The disciples are confused. The man is a belief and emotions are being tugged either way. The drama is high. [What do you act like in tough situations? Is it tough to believe?]

A really sharp dude named John Calvin once wrote, “The prayers of believers do not always flow on the with uninterrupted progress to the end … but, on the contrary, are involved and confused, and either oppose each other, or stop in the middle of the course, like a vessel tossed by tempests, which, though it advances towards the harbor, cannot always keep a straight course, as in a calm sea.” He knew that in tough situations, when the storms are brewing and we’re lost in the winds of confusion, our prayer and belief fluctuates and is tested. The good news of this story, the story of your life, is that Jesus is trustworthy—even when life is not.

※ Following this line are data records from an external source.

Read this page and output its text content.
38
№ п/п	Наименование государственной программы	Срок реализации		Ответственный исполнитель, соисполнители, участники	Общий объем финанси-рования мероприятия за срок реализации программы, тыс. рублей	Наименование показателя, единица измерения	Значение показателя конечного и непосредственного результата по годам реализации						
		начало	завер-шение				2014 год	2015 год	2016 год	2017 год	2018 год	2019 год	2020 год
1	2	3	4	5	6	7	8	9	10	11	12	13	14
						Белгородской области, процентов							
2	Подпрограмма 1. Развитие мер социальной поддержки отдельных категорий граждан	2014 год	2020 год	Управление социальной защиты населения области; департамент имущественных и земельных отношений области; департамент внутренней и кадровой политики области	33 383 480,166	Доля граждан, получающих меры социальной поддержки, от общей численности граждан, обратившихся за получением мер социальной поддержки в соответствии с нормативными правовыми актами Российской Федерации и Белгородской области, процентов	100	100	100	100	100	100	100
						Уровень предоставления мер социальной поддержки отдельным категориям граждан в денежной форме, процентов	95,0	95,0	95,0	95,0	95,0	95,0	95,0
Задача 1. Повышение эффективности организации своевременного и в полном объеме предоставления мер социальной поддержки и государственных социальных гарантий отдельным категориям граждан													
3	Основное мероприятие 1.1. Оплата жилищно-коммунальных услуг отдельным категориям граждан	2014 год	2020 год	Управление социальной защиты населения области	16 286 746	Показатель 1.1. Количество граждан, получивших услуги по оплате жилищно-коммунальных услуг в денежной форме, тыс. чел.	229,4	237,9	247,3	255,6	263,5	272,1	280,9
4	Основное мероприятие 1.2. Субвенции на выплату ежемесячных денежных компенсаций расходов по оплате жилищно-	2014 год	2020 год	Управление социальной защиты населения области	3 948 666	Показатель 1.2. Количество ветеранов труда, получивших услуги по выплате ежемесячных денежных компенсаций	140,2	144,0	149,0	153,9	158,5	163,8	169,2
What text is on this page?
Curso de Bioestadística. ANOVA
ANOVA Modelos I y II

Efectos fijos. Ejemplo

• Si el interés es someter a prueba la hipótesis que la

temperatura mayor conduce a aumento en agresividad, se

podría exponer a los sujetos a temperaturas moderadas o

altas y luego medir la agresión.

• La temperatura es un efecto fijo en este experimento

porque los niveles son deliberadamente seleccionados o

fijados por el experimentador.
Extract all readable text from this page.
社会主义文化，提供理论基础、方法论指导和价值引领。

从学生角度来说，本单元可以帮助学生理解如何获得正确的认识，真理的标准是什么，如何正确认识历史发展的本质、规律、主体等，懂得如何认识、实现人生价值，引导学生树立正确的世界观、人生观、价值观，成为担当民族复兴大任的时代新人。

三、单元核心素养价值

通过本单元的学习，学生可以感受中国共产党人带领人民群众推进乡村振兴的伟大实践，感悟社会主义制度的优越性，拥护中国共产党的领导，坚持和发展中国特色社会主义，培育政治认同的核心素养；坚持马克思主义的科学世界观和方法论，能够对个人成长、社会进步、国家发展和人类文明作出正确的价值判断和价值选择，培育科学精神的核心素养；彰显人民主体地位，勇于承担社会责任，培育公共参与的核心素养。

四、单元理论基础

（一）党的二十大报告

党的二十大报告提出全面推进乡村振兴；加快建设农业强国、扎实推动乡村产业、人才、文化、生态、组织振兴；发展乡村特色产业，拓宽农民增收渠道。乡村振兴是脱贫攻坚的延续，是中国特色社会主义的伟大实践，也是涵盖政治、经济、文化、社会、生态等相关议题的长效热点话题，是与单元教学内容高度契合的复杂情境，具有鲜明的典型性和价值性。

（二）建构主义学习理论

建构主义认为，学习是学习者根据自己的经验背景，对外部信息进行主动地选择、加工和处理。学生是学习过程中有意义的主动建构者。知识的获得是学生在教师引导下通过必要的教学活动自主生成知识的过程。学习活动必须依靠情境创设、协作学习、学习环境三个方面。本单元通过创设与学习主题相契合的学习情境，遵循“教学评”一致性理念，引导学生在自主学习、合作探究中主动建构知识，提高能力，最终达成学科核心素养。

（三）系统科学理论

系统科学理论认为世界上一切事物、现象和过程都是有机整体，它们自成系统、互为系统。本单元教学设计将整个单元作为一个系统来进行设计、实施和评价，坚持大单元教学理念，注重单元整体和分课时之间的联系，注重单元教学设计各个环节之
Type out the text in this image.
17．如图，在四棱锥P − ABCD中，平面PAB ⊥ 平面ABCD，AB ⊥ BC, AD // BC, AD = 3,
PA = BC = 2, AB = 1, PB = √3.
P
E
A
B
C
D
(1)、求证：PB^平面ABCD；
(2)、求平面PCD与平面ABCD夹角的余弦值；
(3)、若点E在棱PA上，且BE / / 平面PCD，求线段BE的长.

This section of scripture concludes with Jesus healing the boy, and with the disciples learning more about doing ministry to the hurting and the possessed. What we learn (again) is that while we have a storms Jesus calms them. What we learn is that while our faith fluctuates Christ’s faithfulness to us doesn’t. That’s good news!

Process

Journal about some situations that you’ve doubted or had a hard time believing… ask God to show you how he was faithful… even when you doubted.